Vous avez déjà lu ce genre de phrase : « notre service est disponible 99,99 % dans l'année, et en cas de bug nous vous répondons sous 2 heures. » Ça s'appelle un SLA, pour Service Level Agreement. C'est un contrat entre un fournisseur de service et son client — et dans ce cas, le client, c'est votre application.
Les « X neufs »
Un SLA porte surtout sur l'uptime, et on l'exprime en nombre de neufs.
- 99,5 % : le service est indisponible 1 jour, 19 heures et 48 minutes dans l'année.
- 99,9 % (trois neufs) : indisponible 8 heures et 45 minutes dans l'année.
- 99,99 % (quatre neufs) : indisponible 52 minutes dans l'année.
Ajouter un neuf coûte cher, en maintenance comme en infrastructure. Mais dans certains cas, ne pas le payer coûte encore plus. Prenez un système financier qui traite 10 000 € de transactions par minute : avec un SLA de 99,9 %, les 525 minutes d'arrêt annuelles représentent environ 5,2 millions d'euros de transactions non traitées.
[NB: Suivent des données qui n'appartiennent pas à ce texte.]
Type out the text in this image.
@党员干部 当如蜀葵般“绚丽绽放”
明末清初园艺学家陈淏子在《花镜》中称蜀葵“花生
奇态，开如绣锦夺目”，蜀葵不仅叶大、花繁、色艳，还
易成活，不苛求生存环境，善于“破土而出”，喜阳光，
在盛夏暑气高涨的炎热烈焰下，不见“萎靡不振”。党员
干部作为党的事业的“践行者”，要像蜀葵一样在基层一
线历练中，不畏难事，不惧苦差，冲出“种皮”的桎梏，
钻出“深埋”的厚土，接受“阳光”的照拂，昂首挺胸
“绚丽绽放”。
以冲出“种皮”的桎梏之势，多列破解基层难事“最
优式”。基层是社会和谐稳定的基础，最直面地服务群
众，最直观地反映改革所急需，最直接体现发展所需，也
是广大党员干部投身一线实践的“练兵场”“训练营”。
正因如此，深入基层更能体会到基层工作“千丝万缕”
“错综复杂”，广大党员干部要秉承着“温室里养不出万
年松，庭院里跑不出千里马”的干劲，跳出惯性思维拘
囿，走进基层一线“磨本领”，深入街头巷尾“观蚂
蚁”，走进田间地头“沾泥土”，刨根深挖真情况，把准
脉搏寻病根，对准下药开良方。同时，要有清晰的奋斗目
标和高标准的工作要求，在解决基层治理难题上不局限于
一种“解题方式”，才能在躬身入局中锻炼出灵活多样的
C'est pour ça que le SLA compte autant sur les gros logiciels mondiaux.
Calculer le SLA de votre application
Imaginons une application monolithique hébergée chez un cloud provider — AWS, Google Cloud, peu importe. Il vous promet 99,9 % d'uptime. Votre SLA vaut donc 99,9 %, puisque vous dépendez de lui.
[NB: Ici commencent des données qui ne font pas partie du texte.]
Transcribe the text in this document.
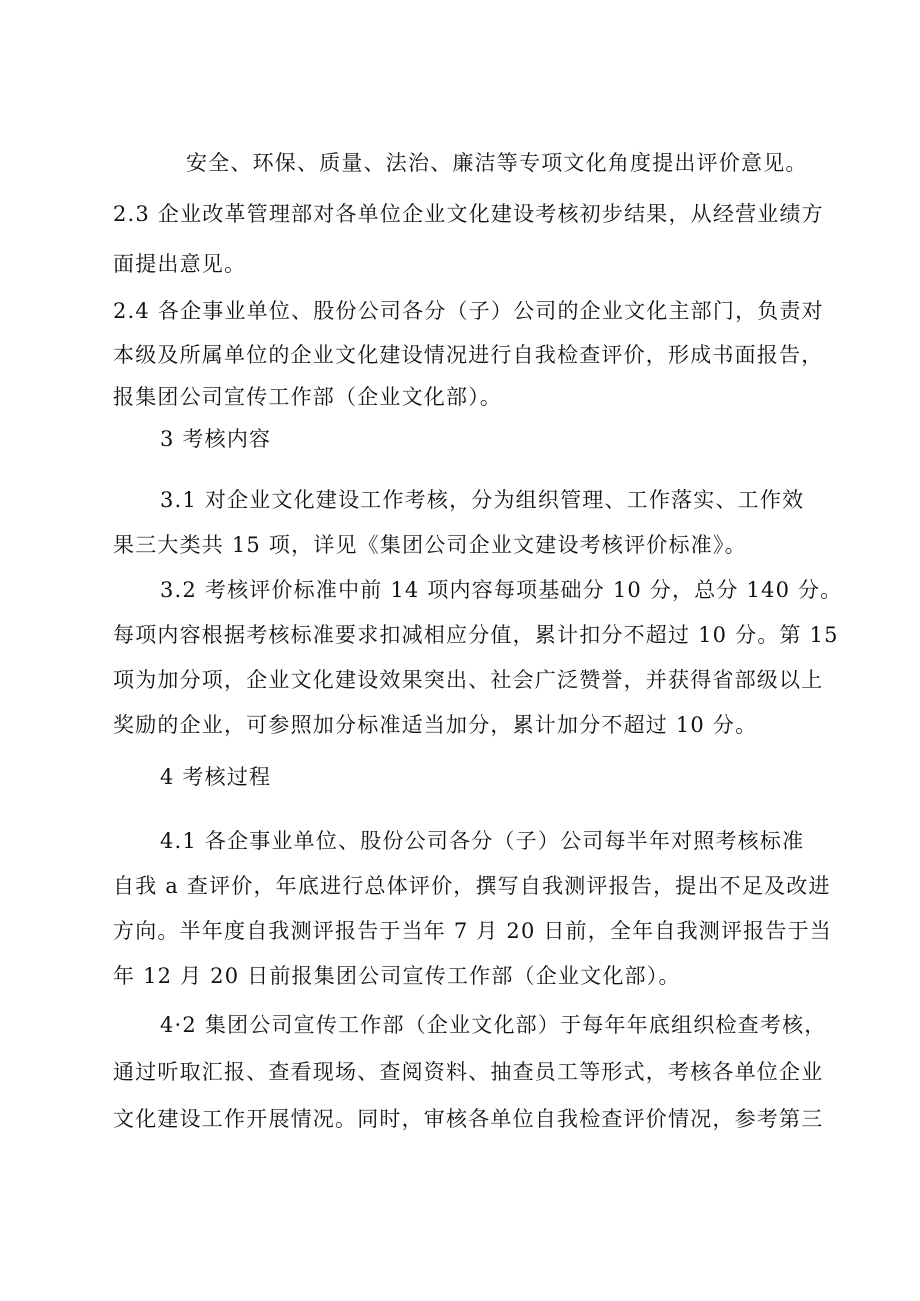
安全、环保、质量、法治、廉洁等专项文化角度提出评价意见。
2.3 企业改革管理部对各单位企业文化建设考核初步结果，从经营业绩方
面提出意见。
2.4 各企事业单位、股份公司各分（子）公司的企业文化主部门，负责对
本级及所属单位的企业文化建设情况进行自我检查评价，形成书面报告，
报集团公司宣传工作部（企业文化部）。
3 考核内容
3.1 对企业文化建设工作考核，分为组织管理、工作落实、工作效
果三大类共 15 项，详见《集团公司企业文建设考核评价标准》。
3.2 考核评价标准中前 14 项内容每项基础分 10 分，总分 140 分。
每项内容根据考核标准要求扣减相应分值，累计扣分不超过 10 分。第 15
项为加分项，企业文化建设效果突出、社会广泛赞誉，并获得省部级以上
奖励的企业，可参照加分标准适当加分，累计加分不超过 10 分。
4 考核过程
4.1 各企事业单位、股份公司各分（子）公司每半年对照考核标准
自我 a 查评价，年底进行总体评价，撰写自我测评报告，提出不足及改进
方向。半年度自我测评报告于当年 7 月 20 日前，全年自我测评报告于当
年 12 月 20 日前报集团公司宣传工作部（企业文化部）。
4·2 集团公司宣传工作部（企业文化部）于每年年底组织检查考核，
通过听取汇报、查看现场、查阅资料、抽查员工等形式，考核各单位企业
文化建设工作开展情况。同时，审核各单位自我检查评价情况，参考第三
Avec le temps, vous ajoutez une base de données externe qui, elle, promet 99,5 %. Votre SLA vient de baisser à cause d'elle. Les disponibilités ne se moyennent pas, elles se multiplient :
SLA = 99,9 % × 99,5 % = 0,999 × 0,995 = 0,994 ≈ 99,4 %

Une seule dépendance et le budget de panne passe de 8 heures à plus de 52 heures par an.
Remonter le SLA avec un fallback
Il y a toujours des solutions. On peut ajouter un fallback à SLA élevé pour faire remonter l'ensemble — une queue, ou une deuxième base de données. Le composant n'est indisponible que si le primaire et le secours tombent en même temps, donc on multiplie les indisponibilités :
SLA composant = 1 - [(1- Primary Availability)* (1 - Fallback Availability)]
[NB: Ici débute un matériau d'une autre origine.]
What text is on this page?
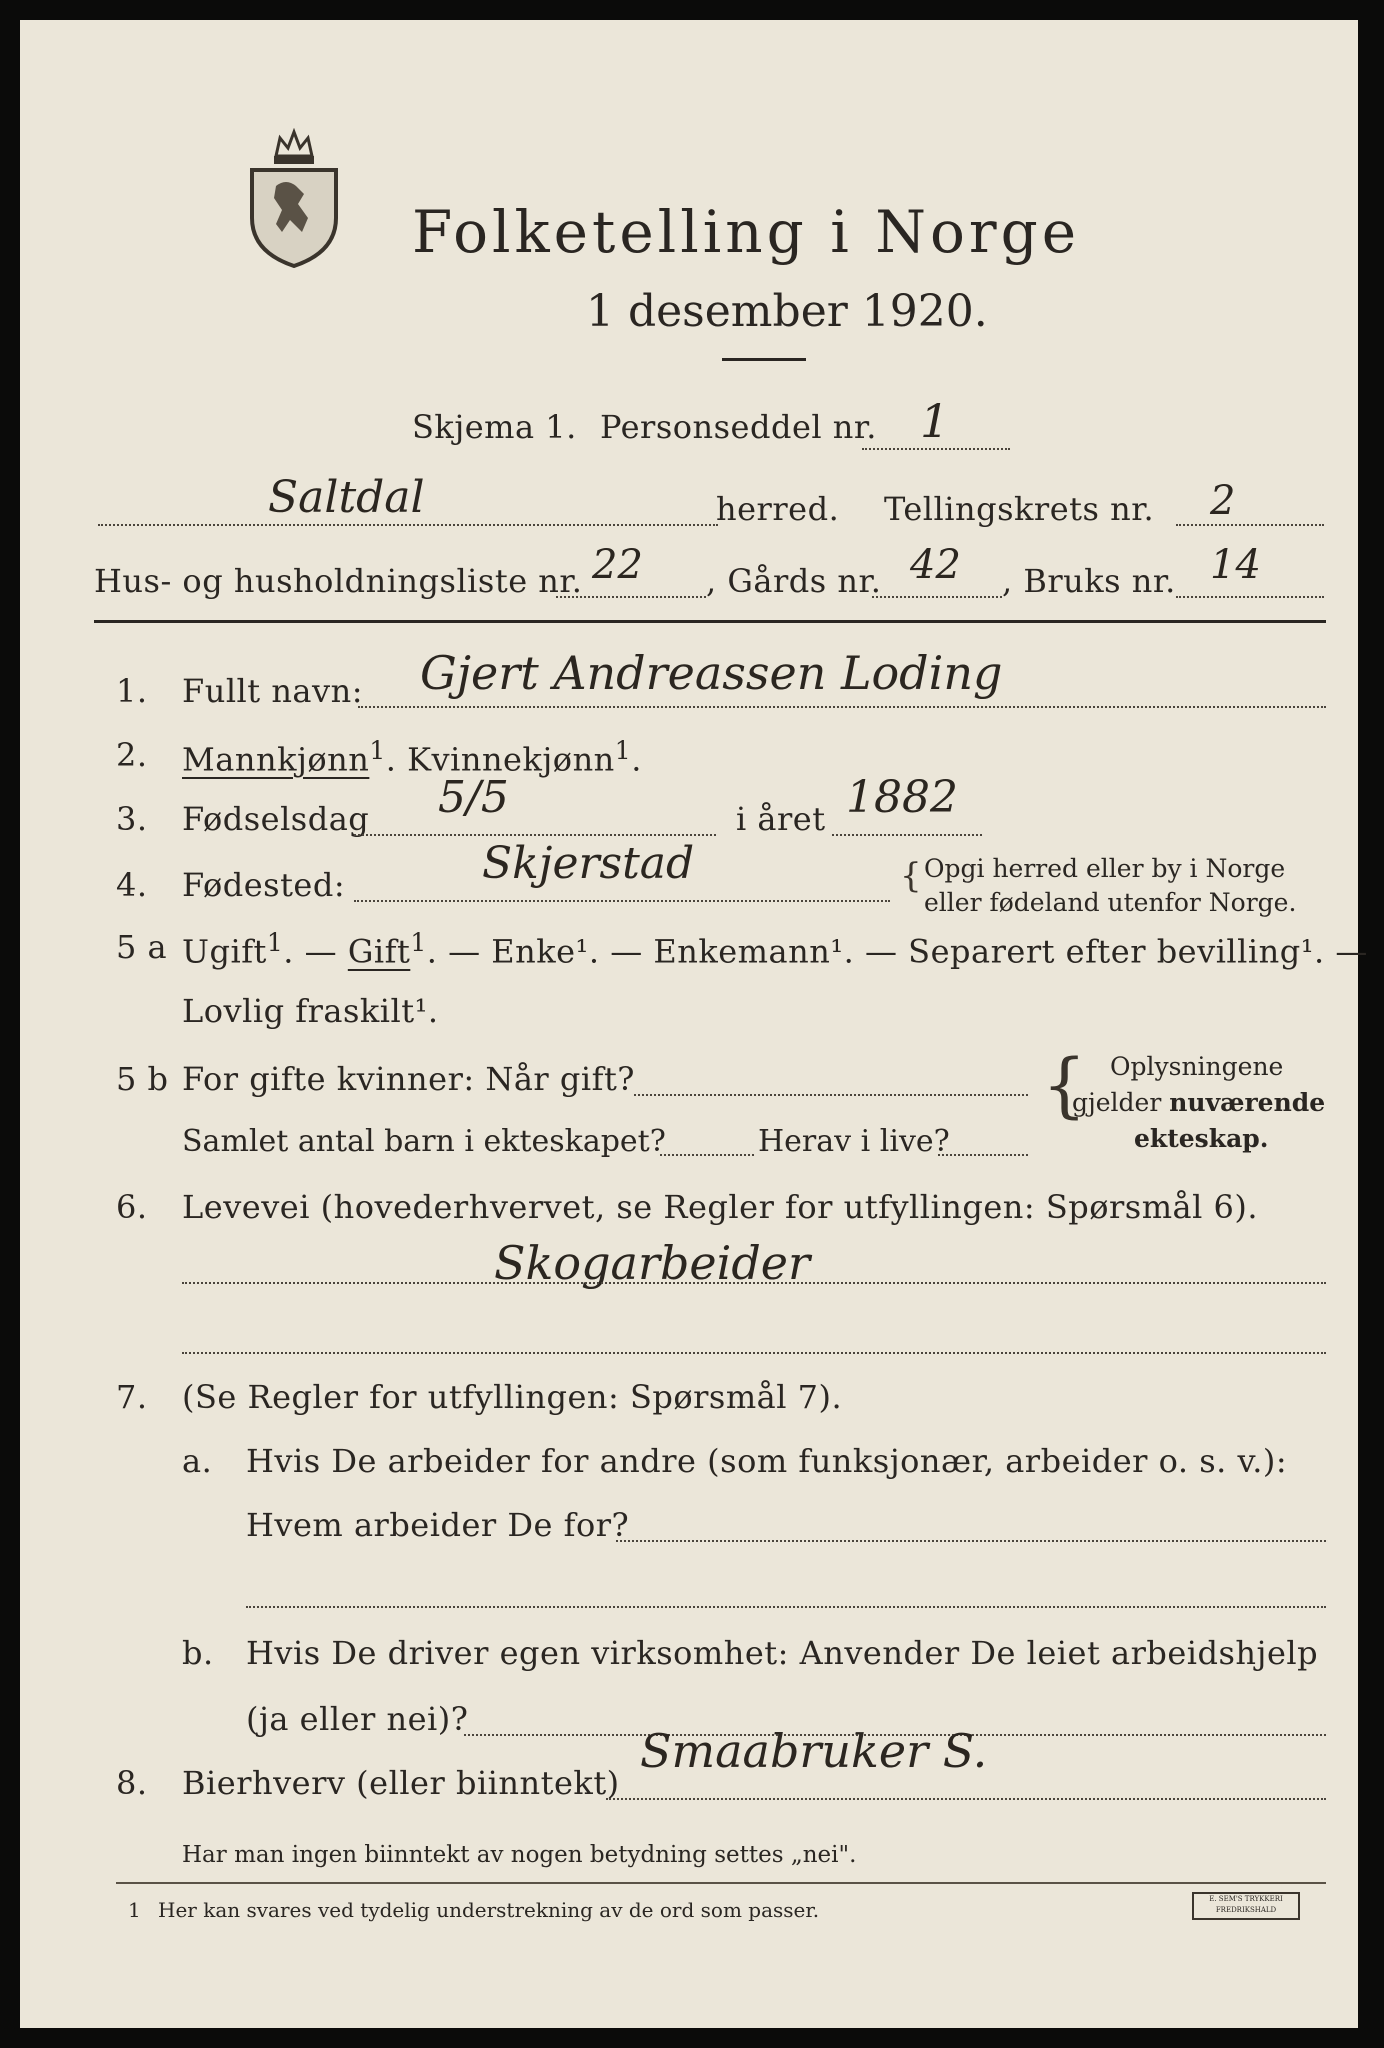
Folketelling i Norge
1 desember 1920.
Skjema 1. Personseddel nr. 1
Saltdal	herred. Tellingskrets nr. 2
Hus- og husholdningsliste nr. 22 , Gårds nr. 42 , Bruks nr. 14
1. Fullt navn: Gjert Andreassen Loding
2. Mannkjønn$^1$. Kvinnekjønn$^1$.
3. Fødselsdag 5/5	i året 1882
4. Fødested:	Skjerstad	{ Opgi herred eller by i Norge
eller fødeland utenfor Norge.
5 a Ugift$^1$. — Gift$^1$. — Enke¹. — Enkemann¹. — Separert efter bevilling¹. —
Lovlig fraskilt¹.
5 b For gifte kvinner: Når gift?
Samlet antal barn i ekteskapet?	Herav i live?
{ Oplysningene
gjelder nuværende
ekteskap.
6. Levevei (hovederhvervet, se Regler for utfyllingen: Spørsmål 6).
Skogarbeider
7. (Se Regler for utfyllingen: Spørsmål 7).
a. Hvis De arbeider for andre (som funksjonær, arbeider o. s. v.):
Hvem arbeider De for?
b. Hvis De driver egen virksomhet: Anvender De leiet arbeidshjelp
(ja eller nei)?
8. Bierhverv (eller biinntekt)
Smaabruker S.
Har man ingen biinntekt av nogen betydning settes „nei".
1 Her kan svares ved tydelig understrekning av de ord som passer.	E. SEM'S TRYKKERI FREDRIKSHALD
= 1 - [(1 - 0,995) × (1 - 0,999)] = 0,999995 ≈ 99,999 %

Le composant base de données est remonté. On recalcule le SLA de l'application entière :
SLA application = 0,999 × 0,999995 ≈ 99,9 %
On est revenu au plafond imposé par l'hébergeur. Mais à quel coût ?
Ce que le calcul ne dit pas
Deux limites à garder en tête avant d'annoncer un chiffre à un client.
D'abord, la formule du fallback suppose que les deux bases ne tombent jamais en même temps. Deux répliques dans la même zone de disponibilité, chez le même fournisseur, mises à jour par le même script, ne sont pas indépendantes. Le 99,999 % est un plafond théorique.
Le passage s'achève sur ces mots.